“But they have wings, my boy, and they know how to fly,” returned Mr. Langley, looking at the lad’s puckered brow with amused indulgence.

“Well, Father,” retorted Sam, flushing under the teasing smiles that were directed at him, “I’m sure it’s not such a joke after all. Why shouldn’t people learn how to make wings and to fly?”

“Come down to earth, Samuel, and don’t get too far from the ground in your wonderings,” advised his father. “There are enough problems on the good old earth to keep you busy. Your idea has not even the merit of being new and original. The myths of Greece tell us that ‘way back in the legendary past people envied the flight of birds. But all those who have tried to do the trick have, like Icarus who went too near the sun with his marvelous wax wings, come back to earth rather too abruptly for comfort.”

As the days went by, Samuel Langley did indeed turn his attention to other questions, but the problem suggested by the bird’s flight was not forgotten. Years afterward when he had become one of the most distinguished scientists of his time he used often to say: “Knowledge begins in wonder. Set a child to wondering and you have put him on the road to understanding.”

He often liked to recall the days of his boyhood when he had first set his feet on the path that led to the great interests which made his life.

“There are two incidents—little chance happenings, you might call them, if you believe in chance—” he said, “which took root and grew with the years. One was my discovery of the fascinations of my father’s telescope. I remember watching the workmen lay the stones of Bunker Hill Monument through that glass. It taught me the joy of bringing far-away things into intimate nearness. I learned that the man who knows how to use the magic glasses of science can say, ‘Far or forgot to me is near!’ ”

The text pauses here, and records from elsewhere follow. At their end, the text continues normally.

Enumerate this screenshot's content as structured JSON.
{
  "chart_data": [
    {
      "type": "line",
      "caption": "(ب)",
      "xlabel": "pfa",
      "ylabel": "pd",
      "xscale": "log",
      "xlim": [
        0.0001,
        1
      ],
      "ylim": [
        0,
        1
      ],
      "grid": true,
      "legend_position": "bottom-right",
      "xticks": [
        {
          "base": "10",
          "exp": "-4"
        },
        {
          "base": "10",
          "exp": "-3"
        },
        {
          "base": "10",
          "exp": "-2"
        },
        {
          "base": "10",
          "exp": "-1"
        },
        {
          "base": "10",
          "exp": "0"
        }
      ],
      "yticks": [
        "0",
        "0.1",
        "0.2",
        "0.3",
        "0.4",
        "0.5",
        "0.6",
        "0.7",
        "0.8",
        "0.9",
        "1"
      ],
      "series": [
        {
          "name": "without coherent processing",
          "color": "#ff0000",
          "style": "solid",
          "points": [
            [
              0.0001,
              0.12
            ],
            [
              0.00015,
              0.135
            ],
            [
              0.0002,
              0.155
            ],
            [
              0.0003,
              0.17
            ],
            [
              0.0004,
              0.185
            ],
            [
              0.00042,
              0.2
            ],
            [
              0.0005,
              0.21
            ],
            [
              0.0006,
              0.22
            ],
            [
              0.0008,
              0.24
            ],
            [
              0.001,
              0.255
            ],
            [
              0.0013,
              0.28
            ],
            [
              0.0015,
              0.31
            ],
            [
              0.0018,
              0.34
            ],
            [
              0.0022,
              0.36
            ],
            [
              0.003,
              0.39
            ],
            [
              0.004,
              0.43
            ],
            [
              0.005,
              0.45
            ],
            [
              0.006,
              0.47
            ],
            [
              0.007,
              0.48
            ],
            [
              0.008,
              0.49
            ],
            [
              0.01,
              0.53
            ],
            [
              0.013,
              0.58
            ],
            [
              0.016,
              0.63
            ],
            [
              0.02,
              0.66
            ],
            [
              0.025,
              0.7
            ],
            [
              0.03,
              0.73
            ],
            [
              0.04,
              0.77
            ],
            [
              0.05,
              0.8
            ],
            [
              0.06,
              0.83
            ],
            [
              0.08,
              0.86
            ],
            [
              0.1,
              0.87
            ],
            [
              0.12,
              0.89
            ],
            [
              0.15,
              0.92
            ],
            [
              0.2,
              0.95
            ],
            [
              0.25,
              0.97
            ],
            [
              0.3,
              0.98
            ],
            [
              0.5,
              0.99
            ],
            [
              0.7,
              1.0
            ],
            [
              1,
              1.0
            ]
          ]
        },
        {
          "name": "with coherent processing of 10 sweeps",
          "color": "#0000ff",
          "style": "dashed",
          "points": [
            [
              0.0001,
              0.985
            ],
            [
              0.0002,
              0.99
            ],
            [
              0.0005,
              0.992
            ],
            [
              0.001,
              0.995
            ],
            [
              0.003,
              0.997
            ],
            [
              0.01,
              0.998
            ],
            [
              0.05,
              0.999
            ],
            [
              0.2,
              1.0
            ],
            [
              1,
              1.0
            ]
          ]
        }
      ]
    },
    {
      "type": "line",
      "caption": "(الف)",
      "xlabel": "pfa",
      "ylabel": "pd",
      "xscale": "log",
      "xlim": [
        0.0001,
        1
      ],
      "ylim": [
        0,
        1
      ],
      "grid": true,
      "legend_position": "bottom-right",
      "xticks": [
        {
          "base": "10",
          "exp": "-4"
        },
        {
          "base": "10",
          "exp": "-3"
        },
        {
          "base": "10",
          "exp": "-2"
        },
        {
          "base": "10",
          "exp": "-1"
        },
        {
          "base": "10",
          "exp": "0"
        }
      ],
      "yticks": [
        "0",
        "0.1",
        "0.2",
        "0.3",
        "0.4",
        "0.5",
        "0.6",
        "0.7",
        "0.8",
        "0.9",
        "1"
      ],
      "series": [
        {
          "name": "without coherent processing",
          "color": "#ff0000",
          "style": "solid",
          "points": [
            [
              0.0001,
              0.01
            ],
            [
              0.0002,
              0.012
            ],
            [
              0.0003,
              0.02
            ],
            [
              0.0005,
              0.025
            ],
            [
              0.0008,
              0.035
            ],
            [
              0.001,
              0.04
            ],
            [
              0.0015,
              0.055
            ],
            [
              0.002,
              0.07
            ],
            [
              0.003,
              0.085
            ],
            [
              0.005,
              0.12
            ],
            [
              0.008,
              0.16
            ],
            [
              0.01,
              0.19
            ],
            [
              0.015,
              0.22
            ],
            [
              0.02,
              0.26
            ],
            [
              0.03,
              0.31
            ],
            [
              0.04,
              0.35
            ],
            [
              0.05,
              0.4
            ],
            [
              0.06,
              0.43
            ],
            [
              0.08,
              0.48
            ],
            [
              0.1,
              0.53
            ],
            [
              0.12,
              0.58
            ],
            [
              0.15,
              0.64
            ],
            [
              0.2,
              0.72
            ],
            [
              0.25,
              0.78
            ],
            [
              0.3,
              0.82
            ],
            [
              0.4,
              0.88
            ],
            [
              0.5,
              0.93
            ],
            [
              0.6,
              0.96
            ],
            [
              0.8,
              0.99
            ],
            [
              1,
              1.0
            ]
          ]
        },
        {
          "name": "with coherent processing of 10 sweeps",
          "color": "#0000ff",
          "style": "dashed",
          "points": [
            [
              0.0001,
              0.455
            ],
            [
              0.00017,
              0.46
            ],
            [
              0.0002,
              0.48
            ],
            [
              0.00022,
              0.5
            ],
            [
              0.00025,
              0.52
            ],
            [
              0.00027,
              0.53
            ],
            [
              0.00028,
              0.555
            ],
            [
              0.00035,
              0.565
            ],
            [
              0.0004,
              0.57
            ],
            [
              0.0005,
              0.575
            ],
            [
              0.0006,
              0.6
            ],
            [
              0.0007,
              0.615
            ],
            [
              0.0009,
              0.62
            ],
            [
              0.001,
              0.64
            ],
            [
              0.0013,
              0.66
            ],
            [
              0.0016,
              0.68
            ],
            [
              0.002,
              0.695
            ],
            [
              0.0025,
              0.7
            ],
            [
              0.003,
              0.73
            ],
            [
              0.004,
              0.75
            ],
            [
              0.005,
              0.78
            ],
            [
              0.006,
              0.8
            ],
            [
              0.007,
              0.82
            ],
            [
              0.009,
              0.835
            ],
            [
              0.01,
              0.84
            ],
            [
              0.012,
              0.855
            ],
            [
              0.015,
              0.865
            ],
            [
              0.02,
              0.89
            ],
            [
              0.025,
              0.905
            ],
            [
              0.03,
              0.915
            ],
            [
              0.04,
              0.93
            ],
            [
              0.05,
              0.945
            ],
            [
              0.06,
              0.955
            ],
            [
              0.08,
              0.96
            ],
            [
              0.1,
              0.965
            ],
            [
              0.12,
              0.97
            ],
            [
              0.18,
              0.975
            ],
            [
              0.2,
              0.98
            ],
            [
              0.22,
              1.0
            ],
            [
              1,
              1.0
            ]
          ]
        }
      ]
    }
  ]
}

The great scientist smiled musingly to himself; he seemed to have slipped away from his friend and the talk of the moment. Was he back in his boyhood when he first looked at the moon’s face through his magic glass, or was he pondering over some new problem concerning sun spots which was puzzling learned astronomers the world over?

“What was the other incident you spoke of, Professor?” reminded his companion timidly, for it was not easy to get Dr. Langley to speak about himself, and the spell of this rare hour might easily be broken.

“What is it?—oh, yes,” he went on, picking up the thread, “the other epoch-making time of my young life was the lazy hour when I lay stretched out in an open field watching the flight of the hawks and gulls circling overhead. I noted that their wings were motionless except when they turned them at a different angle to meet a new current of wind. I began then dimly to suspect that the invisible ocean of the air was an unknown realm of marvelous possibilities. It may be that that idle holiday afternoon had more to do with the serious work of the after years than the plodding hours devoted to Latin grammar.”

Samuel Langley had a mind of the wondering—not the wandering—sort. Everything that he saw set him to questioning, comparing, and reasoning. When he noticed the curious way in which nature has made many creatures so like the place in which they live that they can easily hide from their enemies, he said to himself: “It is strange that the insects which live in trees are green, while those that live on the ground are brown. It must be that the ones who were not so luckily colored were quickly picked off, and that only those that can hide in this clever way are able to hold their own.” When he noticed that brightly colored flowers were not so fragrant as white ones, he said, “The sweet blossoms don’t need gay colors to attract their insect friends.” When he saw early spring vegetables growing in a hotbed, he said: “How does that loose covering keep them warm? There must be something that makes heat under there.” Years later he said, “I believe the questions that I kept putting to myself every time I went by a certain garden not far from our house marked the starting-point of my investigations into the work of the sun’s rays in heating the earth. The day came when the idea flashed upon me that the air surrounding our planet acts just like a hotbed, conserving enough warmth to make possible the conditions of life we require.”